LAMPUNG | Penyidikan kasus dugaan tindak pidana korupsi dalam pengelolaan dana Badan Usaha Milik Antar Kampung (BUMAKAM) di Kabupaten Tulang Bawang telah memasuki babak baru.
Kepolisian Daerah Lampung (Polda Lampung) menyatakan bahwa berkas perkara dua tersangka, Eko Suprayitno dan Tobing Afrizal, telah dinyatakan lengkap (P21) oleh Kejaksaan.
Pelimpahan tersangka dan barang bukti (tahap 2) dijadwalkan pada minggu kedua Desember 2024.

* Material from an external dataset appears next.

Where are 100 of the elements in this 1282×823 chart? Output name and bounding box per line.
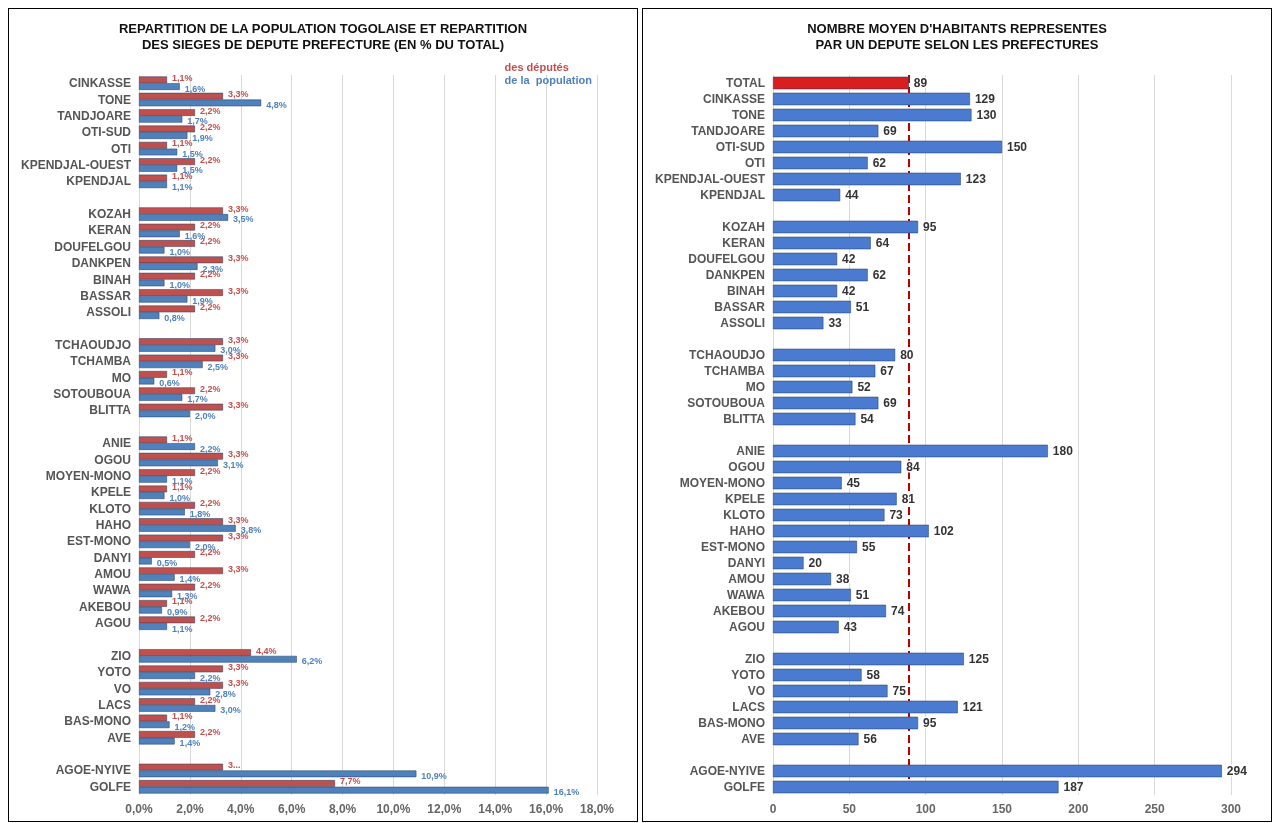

Kabid Humas Polda Lampung, Kombes Umi Fadillah Astutik, mengungkapkan bahwa kasus ini bermula dari laporan adanya kejanggalan dalam pendirian dan pengelolaan BUMAKAM yang melibatkan 47 kampung di empat kecamatan.
“Hasil penyelidikan menunjukkan adanya ketidaksesuaian dalam proses pendirian dan pengelolaan BUMAKAM, yang tidak sesuai dengan ketentuan hukum dan aturan yang berlaku,” jelas Kombes Umi, Minggu (8/12/2024).
Ia menambahkan, badan usaha yang direncanakan sebagai BUMAKAM ternyata didirikan dalam bentuk PT perseorangan dengan nama PT Tulang Bawang Maju Bersama.